4c. Entity Normalization (Hierarchical Mapping):
**Manuscript Reference**: Primary normalization workflow – HGNC → MyGene → Wikipedia fallback.

In [None]:
def normalize_entities(entity_df: pd.DataFrame) -> pd.DataFrame:
    """
    Hierarchical entity normalization:
    1) HGNC primary mapping
    2) Character-level normalization
    3) MyGene enrichment
    4) Wikipedia-assisted disambiguation (flagged)
    """
    normalized = []

    for _, row in entity_df.iterrows():
        raw_mention = row["mention"]
        mention = normalize_characters(raw_mention)

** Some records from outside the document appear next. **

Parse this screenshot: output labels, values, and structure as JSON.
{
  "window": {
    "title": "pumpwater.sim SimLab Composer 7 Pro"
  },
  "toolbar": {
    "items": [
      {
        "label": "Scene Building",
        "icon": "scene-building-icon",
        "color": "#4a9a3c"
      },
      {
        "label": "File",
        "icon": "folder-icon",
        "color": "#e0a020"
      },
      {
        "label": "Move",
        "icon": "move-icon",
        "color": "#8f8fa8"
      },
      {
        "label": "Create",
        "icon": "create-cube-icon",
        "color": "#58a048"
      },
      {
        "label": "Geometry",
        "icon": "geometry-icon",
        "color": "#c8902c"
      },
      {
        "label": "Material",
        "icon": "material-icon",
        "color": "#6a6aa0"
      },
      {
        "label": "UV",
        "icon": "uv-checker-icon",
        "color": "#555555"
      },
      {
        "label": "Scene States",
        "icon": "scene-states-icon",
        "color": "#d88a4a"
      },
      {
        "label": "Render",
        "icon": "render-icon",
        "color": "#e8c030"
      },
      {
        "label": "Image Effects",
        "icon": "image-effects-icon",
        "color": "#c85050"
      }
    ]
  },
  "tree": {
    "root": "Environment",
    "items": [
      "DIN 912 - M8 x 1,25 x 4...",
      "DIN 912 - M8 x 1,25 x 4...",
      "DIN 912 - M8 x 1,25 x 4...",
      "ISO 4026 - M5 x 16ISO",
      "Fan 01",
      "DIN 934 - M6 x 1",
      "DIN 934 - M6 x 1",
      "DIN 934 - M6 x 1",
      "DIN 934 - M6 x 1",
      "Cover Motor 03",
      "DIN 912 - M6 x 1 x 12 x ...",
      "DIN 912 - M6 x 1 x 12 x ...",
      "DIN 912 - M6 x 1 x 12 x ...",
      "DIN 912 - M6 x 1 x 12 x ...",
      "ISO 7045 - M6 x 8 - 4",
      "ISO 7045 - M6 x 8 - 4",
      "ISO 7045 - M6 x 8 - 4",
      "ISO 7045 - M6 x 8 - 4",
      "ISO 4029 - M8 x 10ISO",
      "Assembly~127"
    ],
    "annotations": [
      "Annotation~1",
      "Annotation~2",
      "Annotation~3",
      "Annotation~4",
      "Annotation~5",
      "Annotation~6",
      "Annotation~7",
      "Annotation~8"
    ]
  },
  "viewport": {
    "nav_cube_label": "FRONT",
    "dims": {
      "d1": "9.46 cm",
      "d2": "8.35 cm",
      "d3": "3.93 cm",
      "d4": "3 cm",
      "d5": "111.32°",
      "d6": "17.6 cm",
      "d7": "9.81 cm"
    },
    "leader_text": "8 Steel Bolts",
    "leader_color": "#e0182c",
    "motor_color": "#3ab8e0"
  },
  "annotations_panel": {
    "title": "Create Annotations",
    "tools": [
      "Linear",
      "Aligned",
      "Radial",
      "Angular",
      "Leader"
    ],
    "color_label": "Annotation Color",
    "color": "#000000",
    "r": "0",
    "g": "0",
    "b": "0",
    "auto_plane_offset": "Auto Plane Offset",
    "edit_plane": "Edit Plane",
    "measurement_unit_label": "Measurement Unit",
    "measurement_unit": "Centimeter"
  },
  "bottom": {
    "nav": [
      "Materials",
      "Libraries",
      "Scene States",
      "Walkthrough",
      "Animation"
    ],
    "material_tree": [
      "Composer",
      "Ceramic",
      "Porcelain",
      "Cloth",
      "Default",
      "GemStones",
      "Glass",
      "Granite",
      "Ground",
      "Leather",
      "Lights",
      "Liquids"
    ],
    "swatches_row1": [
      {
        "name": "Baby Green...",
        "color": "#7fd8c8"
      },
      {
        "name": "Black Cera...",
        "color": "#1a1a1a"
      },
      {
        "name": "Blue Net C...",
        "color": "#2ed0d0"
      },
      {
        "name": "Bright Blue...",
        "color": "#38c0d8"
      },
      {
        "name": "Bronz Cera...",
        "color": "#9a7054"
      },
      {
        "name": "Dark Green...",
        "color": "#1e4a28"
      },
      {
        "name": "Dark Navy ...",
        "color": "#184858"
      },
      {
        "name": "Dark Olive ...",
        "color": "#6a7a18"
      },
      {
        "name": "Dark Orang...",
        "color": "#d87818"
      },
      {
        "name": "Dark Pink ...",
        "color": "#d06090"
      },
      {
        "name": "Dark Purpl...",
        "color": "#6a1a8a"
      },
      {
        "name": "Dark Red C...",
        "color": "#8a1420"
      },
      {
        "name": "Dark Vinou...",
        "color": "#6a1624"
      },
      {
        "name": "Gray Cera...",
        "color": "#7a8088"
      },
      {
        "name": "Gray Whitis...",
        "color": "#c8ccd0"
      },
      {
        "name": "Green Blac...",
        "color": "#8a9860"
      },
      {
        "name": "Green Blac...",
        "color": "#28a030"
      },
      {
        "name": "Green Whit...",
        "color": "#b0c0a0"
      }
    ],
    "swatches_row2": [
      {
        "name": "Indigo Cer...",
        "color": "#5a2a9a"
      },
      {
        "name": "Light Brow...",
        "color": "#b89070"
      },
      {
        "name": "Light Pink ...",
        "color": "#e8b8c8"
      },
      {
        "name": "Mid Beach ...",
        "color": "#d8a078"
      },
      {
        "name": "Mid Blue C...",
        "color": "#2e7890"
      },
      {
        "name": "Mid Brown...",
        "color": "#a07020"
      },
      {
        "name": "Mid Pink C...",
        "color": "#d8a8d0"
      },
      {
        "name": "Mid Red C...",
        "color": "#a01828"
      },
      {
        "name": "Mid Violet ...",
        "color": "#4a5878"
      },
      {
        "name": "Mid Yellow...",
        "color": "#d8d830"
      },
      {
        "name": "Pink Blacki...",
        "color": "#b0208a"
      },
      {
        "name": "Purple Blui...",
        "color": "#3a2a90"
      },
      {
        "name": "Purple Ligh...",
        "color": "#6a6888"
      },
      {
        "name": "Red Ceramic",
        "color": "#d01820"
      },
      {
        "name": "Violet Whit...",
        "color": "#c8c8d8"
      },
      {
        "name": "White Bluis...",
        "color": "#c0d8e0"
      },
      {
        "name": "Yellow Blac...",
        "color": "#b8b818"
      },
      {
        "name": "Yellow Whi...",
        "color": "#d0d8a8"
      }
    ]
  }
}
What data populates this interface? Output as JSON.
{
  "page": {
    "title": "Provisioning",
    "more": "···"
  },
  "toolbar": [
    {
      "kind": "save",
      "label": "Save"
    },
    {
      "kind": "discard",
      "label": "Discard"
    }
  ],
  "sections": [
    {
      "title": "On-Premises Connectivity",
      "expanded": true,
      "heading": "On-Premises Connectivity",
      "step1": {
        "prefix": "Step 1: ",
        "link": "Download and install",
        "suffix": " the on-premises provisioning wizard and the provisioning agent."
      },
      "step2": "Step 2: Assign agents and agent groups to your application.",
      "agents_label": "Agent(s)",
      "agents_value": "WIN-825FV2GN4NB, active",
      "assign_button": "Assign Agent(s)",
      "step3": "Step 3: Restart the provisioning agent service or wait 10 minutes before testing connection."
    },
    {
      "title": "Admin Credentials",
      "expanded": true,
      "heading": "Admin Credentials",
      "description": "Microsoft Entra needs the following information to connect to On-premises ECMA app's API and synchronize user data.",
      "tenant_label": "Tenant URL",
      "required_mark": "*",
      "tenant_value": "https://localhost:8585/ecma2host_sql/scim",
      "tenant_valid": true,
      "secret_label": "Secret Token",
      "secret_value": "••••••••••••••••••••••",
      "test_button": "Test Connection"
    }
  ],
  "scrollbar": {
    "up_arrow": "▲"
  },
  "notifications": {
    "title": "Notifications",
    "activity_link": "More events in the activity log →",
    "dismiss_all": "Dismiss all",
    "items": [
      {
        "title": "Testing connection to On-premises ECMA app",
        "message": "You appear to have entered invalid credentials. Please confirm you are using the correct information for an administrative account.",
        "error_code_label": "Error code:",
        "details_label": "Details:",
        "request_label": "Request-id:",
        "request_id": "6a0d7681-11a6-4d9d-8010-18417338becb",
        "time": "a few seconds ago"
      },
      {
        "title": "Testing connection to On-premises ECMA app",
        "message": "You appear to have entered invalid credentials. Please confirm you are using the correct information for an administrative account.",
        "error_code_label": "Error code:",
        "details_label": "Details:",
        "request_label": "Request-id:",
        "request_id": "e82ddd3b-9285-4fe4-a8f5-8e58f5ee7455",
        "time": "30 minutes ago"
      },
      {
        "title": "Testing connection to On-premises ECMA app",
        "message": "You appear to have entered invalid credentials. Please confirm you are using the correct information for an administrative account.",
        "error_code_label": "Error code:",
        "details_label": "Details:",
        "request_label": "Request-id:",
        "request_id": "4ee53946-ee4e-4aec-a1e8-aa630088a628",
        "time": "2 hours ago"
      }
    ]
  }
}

        # --- Primary: HGNC
        hgnc = normalize_hgnc(mention)
        if hgnc:
            normalized.append({
                **row,
                "HGNC": hgnc.get("symbol"),
                "source": "HGNC"
            })
            continue

        # --- Secondary: MyGene
        mg = normalize_mygene(mention)
        if mg:
            normalized.append({
                **row,
                "HGNC": mg.get("symbol"),
                "source": "MyGene"
            })
            continue

        # --- Auxiliary: Wikipedia (flagged, non-quantitative)
        wiki = wikipedia_lookup(mention)
        if wiki:
            normalized.append({
                **row,
                "HGNC": None,
                "source": "Wikipedia",
                "wiki_title": wiki.get("wiki_title"),
                "flag_manual_review": True
            })

        time.sleep(0.2)  # API rate limiting

    return pd.DataFrame(normalized)


5. End-to-End Execution:
**Manuscript Reference**: Section "Method" – Integrated pipeline from classification to normalization.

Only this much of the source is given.